Vissen en andere soorten die de eisers eten, sterven als gevolg van veranderingen in het klimaat. Vaker voorkomende en hevigere bosbranden bedreigen de huizen van de jongeren en stellen hen bloot aan gevaarlijke vervuiling door rook. En de kennis van de dreiging van de klimaatcrisis eist onder meer hun tol van hun gezondheid, zegt de klacht.

Deze gevolgen zijn bijzonder zwaar geweest voor de inheemse jeugd van Alaska, aldus de klacht. Dat geldt ook voor Sagoonick, die in het dorp Unalakleet woont, dat kwetsbaar is voor door het klimaat veroorzaakte overstromingen, het snel ontdooien van de permafrost en ernstige kusterosie.

“We zien nu al enorme gevolgen voor ons vermogen om in ons levensonderhoud te voorzien als gevolg van de klimaatverandering,” zei ze.

Sagoonick leerde vissen, jagen en verzamelen toen ze jong was; Ze is voor het overgrote deel van haar dieet afhankelijk van lokaal voedsel, waaronder zalm en andere vis, zeehonden, eend en veenbessen, aldus de rechtszaak. “Terwijl ons water opwarmt en het land erodeert, vormt dit een bedreiging voor onze voeding en onze culturele praktijken,” zei Sagoonick.

Het “recht op een leefbaar klimaat” is “misschien wel het absolute minimum”, betoogden twee rechters van het Hooggerechtshof in een eerdere afwijkende mening.

Tim Fitzpatrick van de Alaska Gasline Development Corporation zei: “AGDC wordt door het statuut van Alaska opgedragen om North Slope-aardgas te commercialiseren vanwege de substantiële voordelen op het gebied van milieu, economie en energieveiligheid die het voor onze staat oplevert.” Hij voegde eraan toe dat het project “het intensieve milieuonderzoek door twee opeenvolgende regeringen had doorstaan ​​vanwege de duidelijke en overvloedige voordelen ervan.”

Vier van de eisers, waaronder Sagoonick, maakten ook deel uit van een Our Children’s Trust-rechtszaak uit 2017 tegen Alaska, waarin werd betoogd dat de staatspromotie van fossiele brandstoffen in het algemeen in strijd was met de grondwettelijke staatsrechten van de uitdagers.
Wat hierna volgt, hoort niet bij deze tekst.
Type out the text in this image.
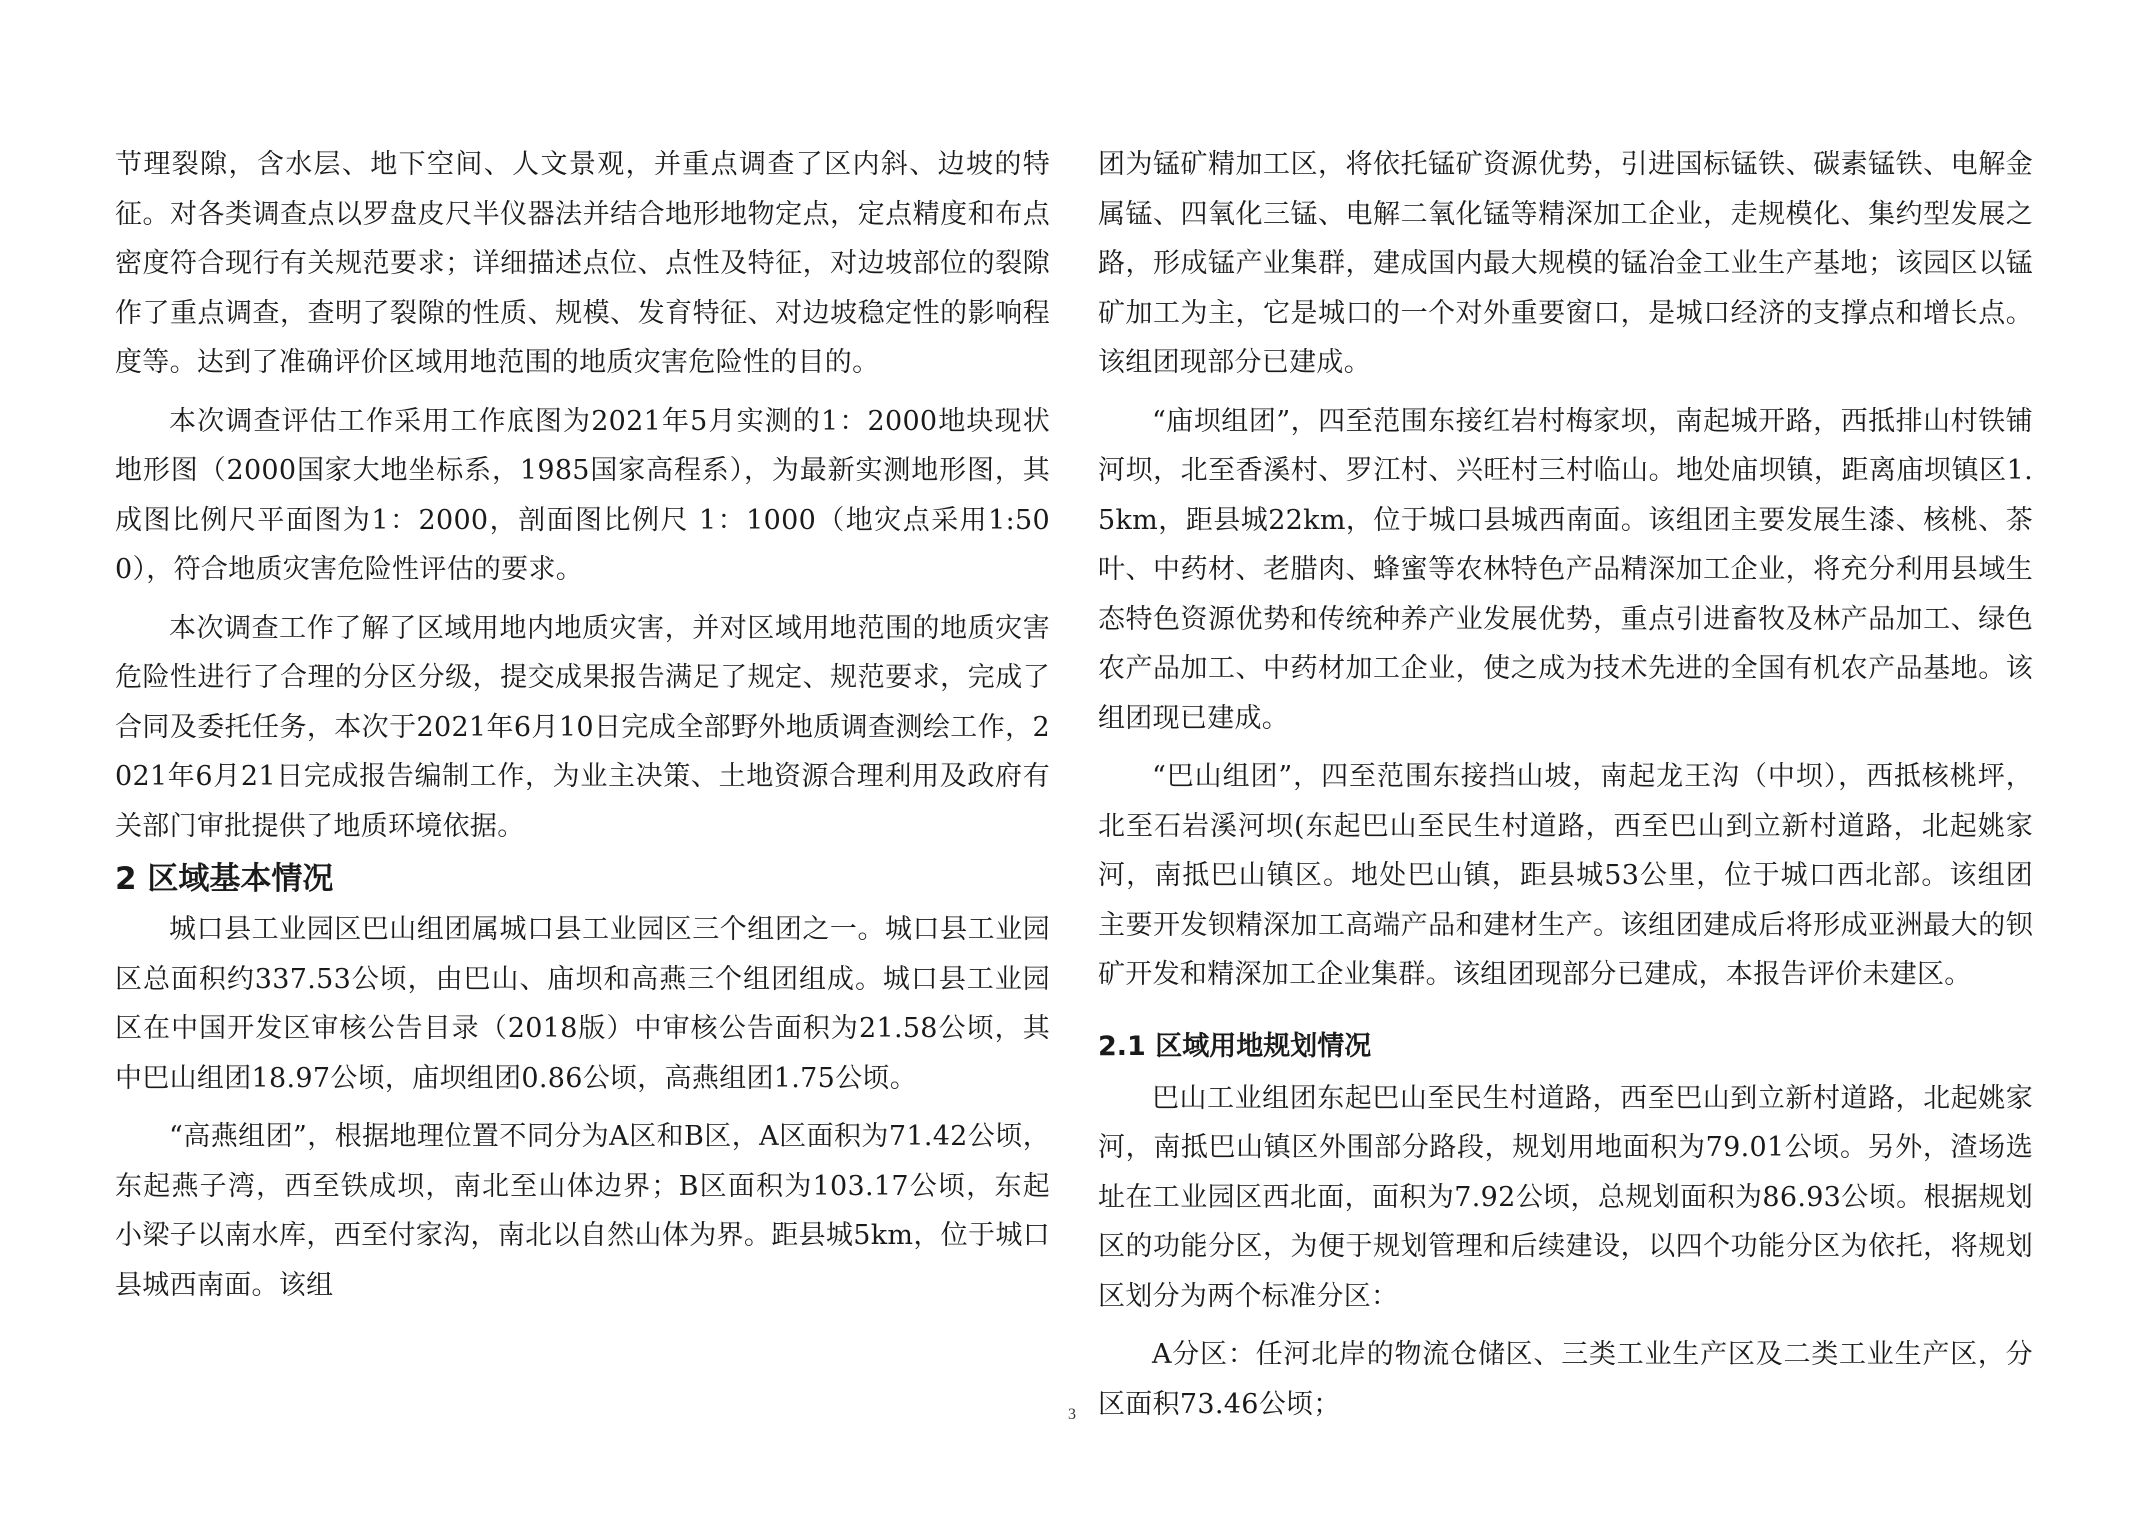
节理裂隙，含水层、地下空间、人文景观，并重点调查了区内斜、边坡的特征。对各类调查点以罗盘皮尺半仪器法并结合地形地物定点，定点精度和布点密度符合现行有关规范要求；详细描述点位、点性及特征，对边坡部位的裂隙作了重点调查，查明了裂隙的性质、规模、发育特征、对边坡稳定性的影响程度等。达到了准确评价区域用地范围的地质灾害危险性的目的。

本次调查评估工作采用工作底图为2021年5月实测的1：2000地块现状地形图（2000国家大地坐标系，1985国家高程系），为最新实测地形图，其成图比例尺平面图为1：2000，剖面图比例尺 1：1000（地灾点采用1:500），符合地质灾害危险性评估的要求。

本次调查工作了解了区域用地内地质灾害，并对区域用地范围的地质灾害危险性进行了合理的分区分级，提交成果报告满足了规定、规范要求，完成了合同及委托任务，本次于2021年6月10日完成全部野外地质调查测绘工作，2021年6月21日完成报告编制工作，为业主决策、土地资源合理利用及政府有关部门审批提供了地质环境依据。

2 区域基本情况

城口县工业园区巴山组团属城口县工业园区三个组团之一。城口县工业园区总面积约337.53公顷，由巴山、庙坝和高燕三个组团组成。城口县工业园区在中国开发区审核公告目录（2018版）中审核公告面积为21.58公顷，其中巴山组团18.97公顷，庙坝组团0.86公顷，高燕组团1.75公顷。

“高燕组团”，根据地理位置不同分为A区和B区，A区面积为71.42公顷，东起燕子湾，西至铁成坝，南北至山体边界；B区面积为103.17公顷，东起小梁子以南水库，西至付家沟，南北以自然山体为界。距县城5km，位于城口县城西南面。该组

团为锰矿精加工区，将依托锰矿资源优势，引进国标锰铁、碳素锰铁、电解金属锰、四氧化三锰、电解二氧化锰等精深加工企业，走规模化、集约型发展之路，形成锰产业集群，建成国内最大规模的锰冶金工业生产基地；该园区以锰矿加工为主，它是城口的一个对外重要窗口，是城口经济的支撑点和增长点。该组团现部分已建成。

“庙坝组团”，四至范围东接红岩村梅家坝，南起城开路，西抵排山村铁铺河坝，北至香溪村、罗江村、兴旺村三村临山。地处庙坝镇，距离庙坝镇区1.5km，距县城22km，位于城口县城西南面。该组团主要发展生漆、核桃、茶叶、中药材、老腊肉、蜂蜜等农林特色产品精深加工企业，将充分利用县域生态特色资源优势和传统种养产业发展优势，重点引进畜牧及林产品加工、绿色农产品加工、中药材加工企业，使之成为技术先进的全国有机农产品基地。该组团现已建成。

“巴山组团”，四至范围东接挡山坡，南起龙王沟（中坝），西抵核桃坪，北至石岩溪河坝(东起巴山至民生村道路，西至巴山到立新村道路，北起姚家河，南抵巴山镇区。地处巴山镇，距县城53公里，位于城口西北部。该组团主要开发钡精深加工高端产品和建材生产。该组团建成后将形成亚洲最大的钡矿开发和精深加工企业集群。该组团现部分已建成，本报告评价未建区。

2.1 区域用地规划情况

巴山工业组团东起巴山至民生村道路，西至巴山到立新村道路，北起姚家河，南抵巴山镇区外围部分路段，规划用地面积为79.01公顷。另外，渣场选址在工业园区西北面，面积为7.92公顷，总规划面积为86.93公顷。根据规划区的功能分区，为便于规划管理和后续建设，以四个功能分区为依托，将规划区划分为两个标准分区：

A分区：任河北岸的物流仓储区、三类工业生产区及二类工业生产区，分区面积73.46公顷；

3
In 2022 zal de Het Hooggerechtshof van Alaska heeft die zaak in een 3-2-beslissing afgewezen. Maar de twee afwijkende rechters zeiden dat onder de grondwet van Alaska het “recht op een leefbaar klimaat” “misschien wel het absolute minimum” is als het gaat om de rechten die zijn vastgelegd in de staatsgrondwet.
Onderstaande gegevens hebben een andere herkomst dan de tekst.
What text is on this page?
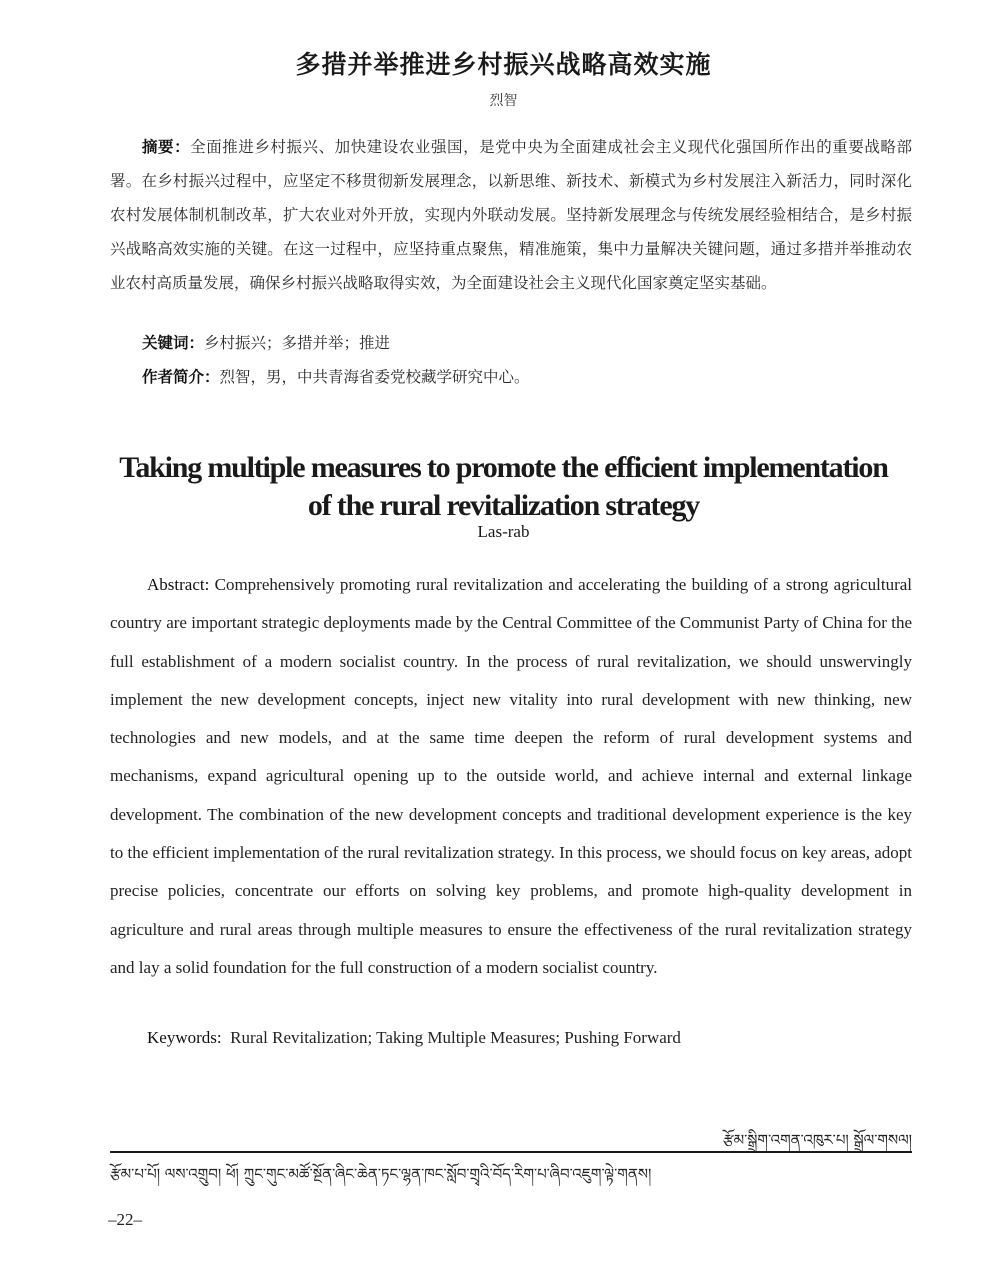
多措并举推进乡村振兴战略高效实施
烈智
摘要：全面推进乡村振兴、加快建设农业强国，是党中央为全面建成社会主义现代化强国所作出的重要战略部署。在乡村振兴过程中，应坚定不移贯彻新发展理念，以新思维、新技术、新模式为乡村发展注入新活力，同时深化农村发展体制机制改革，扩大农业对外开放，实现内外联动发展。坚持新发展理念与传统发展经验相结合，是乡村振兴战略高效实施的关键。在这一过程中，应坚持重点聚焦，精准施策，集中力量解决关键问题，通过多措并举推动农业农村高质量发展，确保乡村振兴战略取得实效，为全面建设社会主义现代化国家奠定坚实基础。
关键词：乡村振兴；多措并举；推进
作者简介：烈智，男，中共青海省委党校藏学研究中心。
Taking multiple measures to promote the efficient implementation
of the rural revitalization strategy
Las-rab
Abstract: Comprehensively promoting rural revitalization and accelerating the building of a strong agricultural country are important strategic deployments made by the Central Committee of the Communist Party of China for the full establishment of a modern socialist country. In the process of rural revitalization, we should unswervingly implement the new development concepts, inject new vitality into rural development with new thinking, new technologies and new models, and at the same time deepen the reform of rural development systems and mechanisms, expand agricultural opening up to the outside world, and achieve internal and external linkage development. The combination of the new development concepts and traditional development experience is the key to the efficient implementation of the rural revitalization strategy. In this process, we should focus on key areas, adopt precise policies, concentrate our efforts on solving key problems, and promote high-quality development in agriculture and rural areas through multiple measures to ensure the effectiveness of the rural revitalization strategy and lay a solid foundation for the full construction of a modern socialist country.
Keywords:  Rural Revitalization; Taking Multiple Measures; Pushing Forward
རྩོམ་སྒྲིག་འགན་འཁུར་པ། སྒྲོལ་གསལ།
རྩོམ་པ་པོ། ལས་འགྲུབ། ཕོ། ཀྲུང་གུང་མཚོ་སྔོན་ཞིང་ཆེན་ཏང་ལྷན་ཁང་སློབ་གྲྭའི་བོད་རིག་པ་ཞིབ་འཇུག་ལྟེ་གནས།
–22–
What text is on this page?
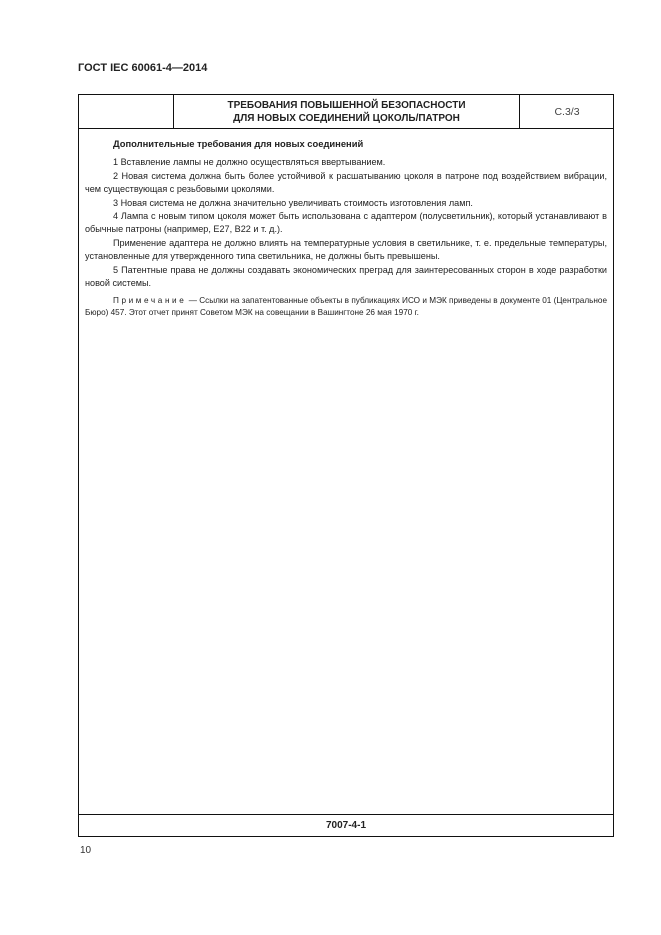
ГОСТ IEC 60061-4—2014
ТРЕБОВАНИЯ ПОВЫШЕННОЙ БЕЗОПАСНОСТИ
ДЛЯ НОВЫХ СОЕДИНЕНИЙ ЦОКОЛЬ/ПАТРОН
C.3/3
Дополнительные требования для новых соединений

1 Вставление лампы не должно осуществляться ввертыванием.

2 Новая система должна быть более устойчивой к расшатыванию цоколя в патроне под воздействием вибрации, чем существующая с резьбовыми цоколями.

3 Новая система не должна значительно увеличивать стоимость изготовления ламп.

4 Лампа с новым типом цоколя может быть использована с адаптером (полусветильник), который устанавливают в обычные патроны (например, E27, B22 и т. д.).

Применение адаптера не должно влиять на температурные условия в светильнике, т. е. предельные температуры, установленные для утвержденного типа светильника, не должны быть превышены.

5 Патентные права не должны создавать экономических преград для заинтересованных сторон в ходе разработки новой системы.

Примечание — Ссылки на запатентованные объекты в публикациях ИСО и МЭК приведены в документе 01 (Центральное Бюро) 457. Этот отчет принят Советом МЭК на совещании в Вашингтоне 26 мая 1970 г.

7007-4-1
10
“Zij zijn de enige twee rechters van het Hooggerechtshof van Alaska die zich buigen over de vraag of de grondwet van Alaska het recht garandeert op een klimaatsysteem dat het menselijk leven ondersteunt”, zegt Andrew Welle, hoofdadvocaat van Our Children’s Trust en raadsman van de aanklagers in Alaska. “Dus we streven ernaar dat de voltallige rechtbank over dezelfde kwestie beslist.”

Hoewel het geen precedent schiep, zei Welle dat de beslissing een ‘sterke indicatie’ is.

De klacht betreft de eerste keer Onze Children’s Trust daagt een specifiek fossielebrandstofproject uit, in plaats van de algemene steun van een overheid aan fossiele brandstoffen. De staat Alaska wordt als gedaagde genoemd, evenals de Alaska Gasline Development Corporation en de president van dat bedrijf, Frank Richards.

De jeugdeisers hopen dat de rechtbank een bevel uitvaardigt dat de staat verbiedt verder te gaan met het project. Ze proberen ook een precedent te scheppen door te erkennen dat de infrastructuur voor fossiele brandstoffen de grondwettelijke rechten van de eisers schendt.

“Dat is de eerste stap naar het veiligstellen van een bredere visie op klimaatrechtvaardigheid voor de jeugd van Alaska, waarop kan worden voortgebouwd in toekomstige zaken en handhavingsacties”, aldus Welle.

Eerder dit jaar bekrachtigde het Hooggerechtshof van Montana een baanbrekende beslissing in een zaak die was aangespannen door Our Children’s Trust, waarin overheidstoezichthouders werden verplicht de klimaatcrisis in overweging te nemen alvorens vergunningen voor de ontwikkeling van fossiele brandstoffen goed te keuren. De staat is tegen deze beslissing in beroep gegaan en dinsdag zei de rechtbank dat zij komende juli pleidooien zullen horen.

Our Children’s Trust heeft ook lopende rechtszaken op Hawaï – die in juni zullen worden berecht – Florida, Utah en Virginia. Maandag heeft het namens Californische jongeren een gewijzigde klacht ingediend tegen de federale overheid.

Een federaal hof van beroep heeft deze maand het verzoek van de regering-Biden ingewilligd om een ​​historische federale zaak van Our Children’s Trust te schrappen.